Multi-Dimensional Optimization Inference performance must balance the competing dimensions of cost, latency, throughput and concurrency. Strategic architectural choices can drive down cost-per-token while simultaneously enhancing overall performance.

Infrastructure Paradigms Deploying large scale models within a data center environment is a distinct discipline from traditional web services management of the past decade. It requires comprehensive “full-stack” re-evaluation of deployment strategies.

Hardware-Software Co-Design Performance is deeply coupled to low-level system architecture including host-to-GPU topology, GPU-to-GPU interconnects, memory bandwidth efficiency and FLOPs utilization . Achieving peak performance and efficiency requires precise alignment between these hardware constraints, model serving software stack, and specific model deployment topologies.

Granular Observability End-to-end telemetry is indispensable for identifying latent bottlenecks, mitigating errors and uncovering opportunities for cost and performance optimization.

As we continue to build the inference cloud at DigitalOcean, we’re excited to be partnering with industry heavyweights like AMD and Character.ai. As demonstrated here, with the combined power of AMD Instinct GPUs and DigitalOcean’s scalable platform and optimization expertise, we can achieve excellent performance improvements at scale. To learn how you can achieve similar results, talk to our team today.
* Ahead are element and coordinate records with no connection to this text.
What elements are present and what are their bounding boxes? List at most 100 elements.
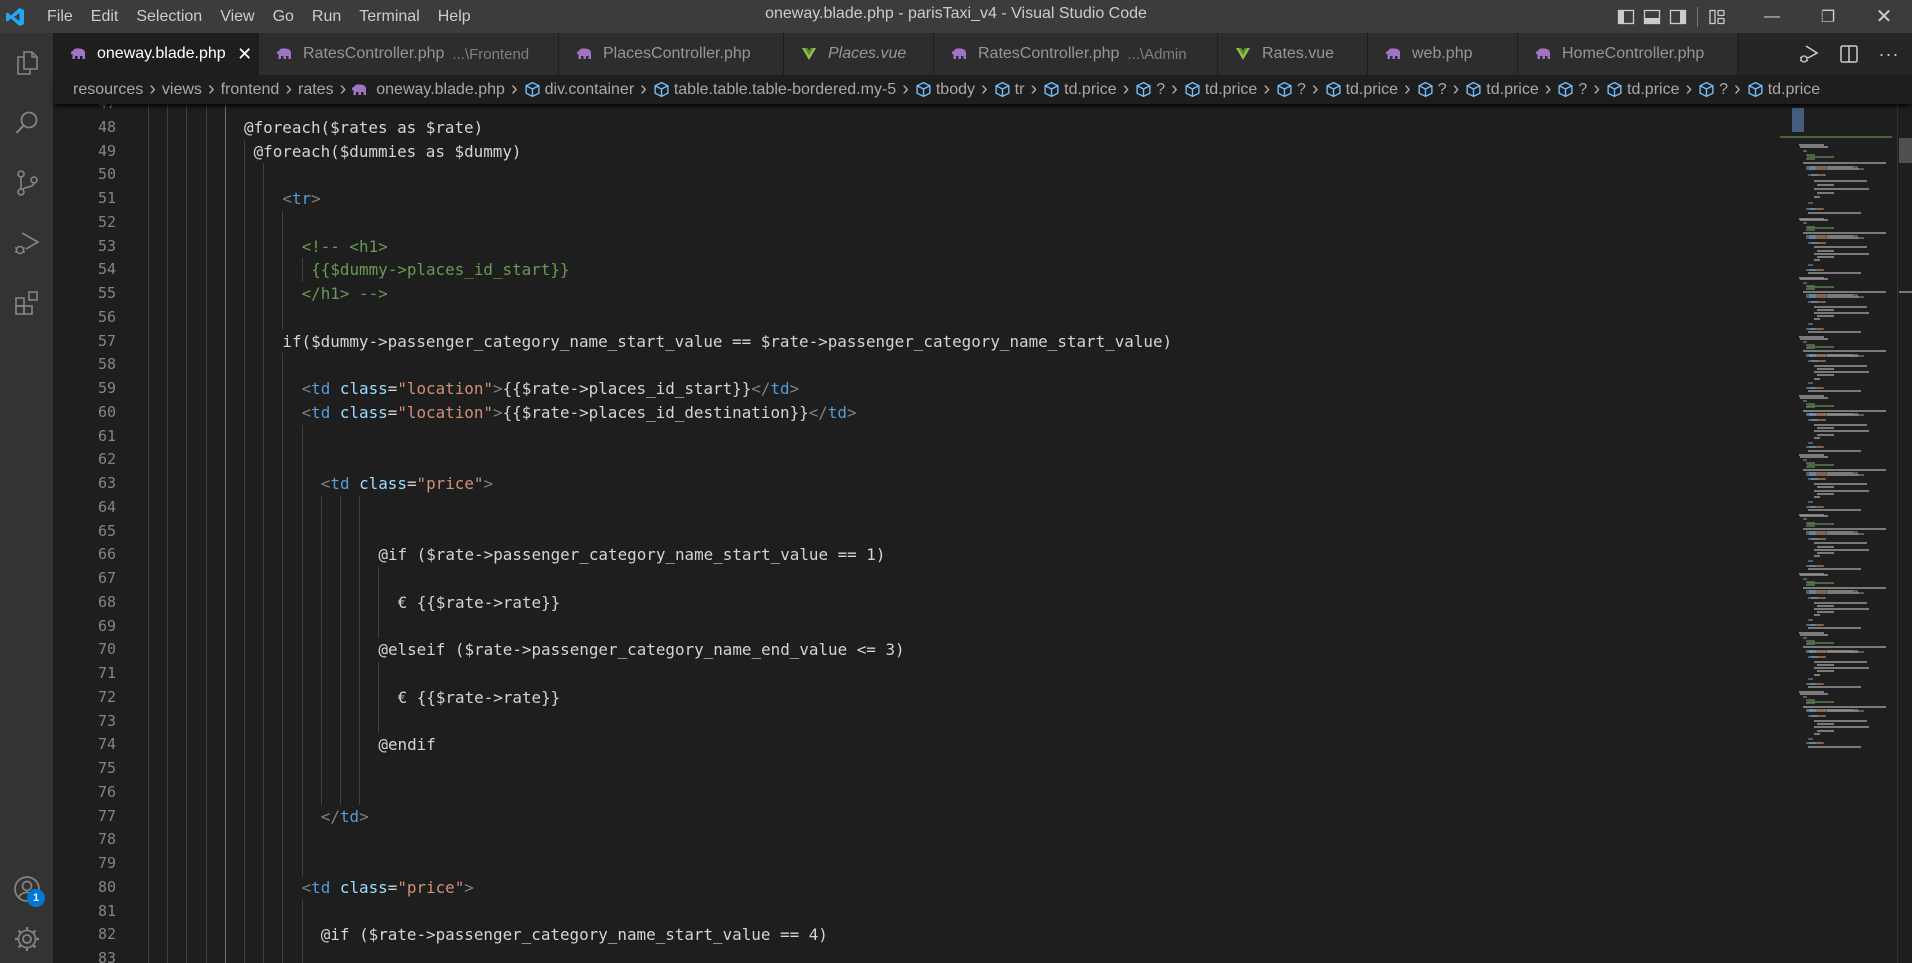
minimap-line — [1814, 673, 1821, 676]
toggle-primary-sidebar-button[interactable] — [1613, 0, 1639, 33]
minimap[interactable] — [1776, 104, 1898, 963]
code-line[interactable]: @elseif ($rate->passenger_category_name_… — [148, 638, 1768, 662]
breadcrumb-item[interactable]: ? — [1135, 81, 1165, 99]
code-line[interactable]: @endif — [148, 733, 1768, 757]
tab-rates-controller-admin[interactable]: RatesController.php ...\Admin — [934, 33, 1218, 75]
manage-button[interactable] — [0, 919, 53, 963]
code-line[interactable] — [148, 852, 1768, 876]
menu-edit[interactable]: Edit — [82, 0, 128, 33]
code-line[interactable]: </td> — [148, 804, 1768, 829]
close-window-button[interactable]: ✕ — [1856, 0, 1912, 33]
code-line[interactable]: <td class="location">{{$rate->places_id_… — [148, 400, 1768, 425]
menu-go[interactable]: Go — [264, 0, 303, 33]
minimize-button[interactable]: — — [1744, 0, 1800, 33]
menu-terminal[interactable]: Terminal — [350, 0, 428, 33]
split-editor-button[interactable] — [1836, 41, 1862, 67]
breadcrumb-item[interactable]: tr — [994, 81, 1024, 99]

Footnote: The performance results cited, including the 2x improvement in request throughput (QPS) and 91% increase compared to non-optimized setups, are based on internal testing conducted by DigitalOcean and AMD using the Qwen3-235B Instruct FP8 model. These results were achieved under specific conditions, including a 5600 / 140 (ISL / OSL) workload and p90 first token latency targets. Actual performance and throughput may vary significantly based on model choice, prompt complexity, hardware availability, and specific network conditions.

References to “generic, non-optimized GPU infrastructure” or “other providers” refer to standard cloud instances utilizing standard GPU configurations without the specific platform-level optimizations described in this post, such as topology-aware GPU allocation via DOKS, AITER-optimized kernels, and custom DP2 / TP4 / EP4 parallelization strategies.

The vLLM recipes and environment variables provided are intended for informational purposes and represent the optimal configuration found for Character.ai’s specific requirements. Use of these configurations may require managed GPU drivers and ROCm support available through DigitalOcean Kubernetes (DOKS). DigitalOcean does not guarantee identical results for third-party software deployments or open-source models not specifically tested herein.